I have been trying to come up with a measure $\mu$ on $(\mathbb{Z^+}, 2^{\mathbb{Z+}})$ such that $\{\mu(E):E\subset\mathbb{Z^+}\}=[0,1]$ and I have thought about the following:
(EDIT: my proof is wrong since $\mu$, as defined, is not a measure because it doesn't satisfy the criterion that $\mu(\bigcup_{k=1}^{\infty}E_k)=\sum_{k=1}^{\infty} E_k$ if the $E_k$s are disjoint: I suppose it could be somehow patched by redefining $$\mu(E):=\begin{cases}
0 & \text{ if } E=\emptyset\\
\sup\{x\in [0,1]:x\geq q_k, k\in E\}-\inf\{x\in [0,1]:x\leq q_k, k\in E\} & \text{ if } E\neq\emptyset
\end{cases}$$ but I fear that there could be some Vitali set-like counterexamples showing that this too is not a measure so given how complicated this proof looks I think it is just better to use Kavi Rama Murthy's approach.)
Let $\{q_n\}_{n\in\mathbb{Z^+}}$ be an enumeration of the rational numbers in $[0,1]$:
then if we take $E\subset\mathbb{Z^+}$ by such enumeration this set will correspond to a subset $\{q_k:k\in E\}\subset\mathbb{Q}\cap[0,1]$ so if we set $$\mu(E):=\begin{cases}
0 & \text{ if } E=\emptyset\\
\sup\{x\in [0,1]:x\geq q_k, k\in E\} & \text{ if } E\neq\emptyset
\end{cases}$$ we have a measure on $(\mathbb{Z^+}, 2^{\mathbb{Z+}})$ .
It is clear from the definition of $\mu$ that $\{\mu(E):E\subset\mathbb{Z^+}\}\subset [0,1]$.
Now, if $x\in [0,1]$ and if $x$ is rational then there is $k\in\mathbb{Z^+}$ such that $q_k=x$ and being $\{k\}\in 2^\mathbb{Z^+}$, $\mu(\{k\})=q_k=x\in[0,1]$; if $x$ is irrational then, by Dedekind cut construction it can be seen as the supremum of a set of rational numbers in $[0,1]$ which will correspond via the enumeration above to some subset $E\in 2^{\mathbb{Z^+}}$ such that $\mu (E)=x$ and this concludes the proof that $\{\mu(E):E\subset\mathbb{Z^+}\}=[0,1]$.
Is this proof correct (and is there a way to improve it)?

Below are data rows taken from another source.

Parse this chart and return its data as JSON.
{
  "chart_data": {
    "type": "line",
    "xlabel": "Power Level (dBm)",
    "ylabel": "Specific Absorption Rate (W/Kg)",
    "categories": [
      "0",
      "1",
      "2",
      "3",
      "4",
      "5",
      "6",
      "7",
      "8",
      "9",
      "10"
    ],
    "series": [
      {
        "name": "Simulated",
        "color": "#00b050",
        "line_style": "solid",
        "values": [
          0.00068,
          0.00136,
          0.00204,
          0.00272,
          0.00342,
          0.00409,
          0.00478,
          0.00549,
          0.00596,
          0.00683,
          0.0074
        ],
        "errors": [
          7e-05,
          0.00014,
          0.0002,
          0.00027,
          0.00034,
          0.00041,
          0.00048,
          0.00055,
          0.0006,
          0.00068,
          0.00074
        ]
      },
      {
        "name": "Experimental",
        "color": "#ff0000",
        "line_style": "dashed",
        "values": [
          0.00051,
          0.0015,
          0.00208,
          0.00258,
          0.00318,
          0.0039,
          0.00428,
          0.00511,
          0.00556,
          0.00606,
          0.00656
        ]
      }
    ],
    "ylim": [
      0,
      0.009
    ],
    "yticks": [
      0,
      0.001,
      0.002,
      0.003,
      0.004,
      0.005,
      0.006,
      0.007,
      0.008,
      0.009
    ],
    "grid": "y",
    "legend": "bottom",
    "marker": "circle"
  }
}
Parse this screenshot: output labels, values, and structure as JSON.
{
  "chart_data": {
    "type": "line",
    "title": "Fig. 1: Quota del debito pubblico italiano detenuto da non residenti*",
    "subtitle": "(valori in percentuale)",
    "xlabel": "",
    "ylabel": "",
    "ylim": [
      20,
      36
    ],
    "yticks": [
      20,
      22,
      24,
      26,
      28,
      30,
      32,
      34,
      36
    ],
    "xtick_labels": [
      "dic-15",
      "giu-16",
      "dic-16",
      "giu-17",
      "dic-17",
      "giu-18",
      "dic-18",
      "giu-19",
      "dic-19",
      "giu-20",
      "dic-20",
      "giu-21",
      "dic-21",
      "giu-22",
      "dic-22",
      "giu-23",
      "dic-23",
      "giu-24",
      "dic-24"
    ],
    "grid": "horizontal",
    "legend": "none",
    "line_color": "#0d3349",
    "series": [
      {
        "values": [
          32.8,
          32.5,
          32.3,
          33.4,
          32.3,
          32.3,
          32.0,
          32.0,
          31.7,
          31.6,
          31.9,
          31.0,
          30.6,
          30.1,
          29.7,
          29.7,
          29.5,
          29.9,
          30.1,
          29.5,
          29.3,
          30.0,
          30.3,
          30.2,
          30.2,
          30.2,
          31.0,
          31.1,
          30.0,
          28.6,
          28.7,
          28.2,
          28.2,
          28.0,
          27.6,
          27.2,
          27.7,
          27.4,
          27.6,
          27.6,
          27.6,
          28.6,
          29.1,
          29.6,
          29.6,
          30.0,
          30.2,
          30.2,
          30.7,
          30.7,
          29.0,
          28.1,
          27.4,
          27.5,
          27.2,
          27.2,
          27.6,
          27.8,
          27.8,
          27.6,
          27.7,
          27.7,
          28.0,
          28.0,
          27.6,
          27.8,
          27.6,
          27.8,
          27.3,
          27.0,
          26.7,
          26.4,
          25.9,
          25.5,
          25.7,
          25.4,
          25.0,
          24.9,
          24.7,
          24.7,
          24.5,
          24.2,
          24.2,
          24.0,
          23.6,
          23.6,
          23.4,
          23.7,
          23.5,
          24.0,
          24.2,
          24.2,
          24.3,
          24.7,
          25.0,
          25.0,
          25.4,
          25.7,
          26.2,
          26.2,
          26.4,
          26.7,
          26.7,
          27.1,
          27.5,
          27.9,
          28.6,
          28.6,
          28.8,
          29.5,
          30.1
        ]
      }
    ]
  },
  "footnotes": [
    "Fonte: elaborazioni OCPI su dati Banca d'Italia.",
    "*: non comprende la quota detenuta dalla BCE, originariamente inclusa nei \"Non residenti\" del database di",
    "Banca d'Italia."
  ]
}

Are there other (possibly simpler) measures that one can define on $(\mathbb{Z^+},2^{\mathbb{Z^+}})$?
Thanks.
Best Answer
Answer for the last part: Define $\mu (A)=\sum_{n \in A} \frac 1 {2^{n}}$. Any point $t$ between $0$ and $1$ has an expansion $t=\sum \frac {t_n} {2^{n}}$ where $t_n=0$ or $1$ for each $n$. If you take $A=\{n: t_n=1\}$ then $\mu(A)=t$.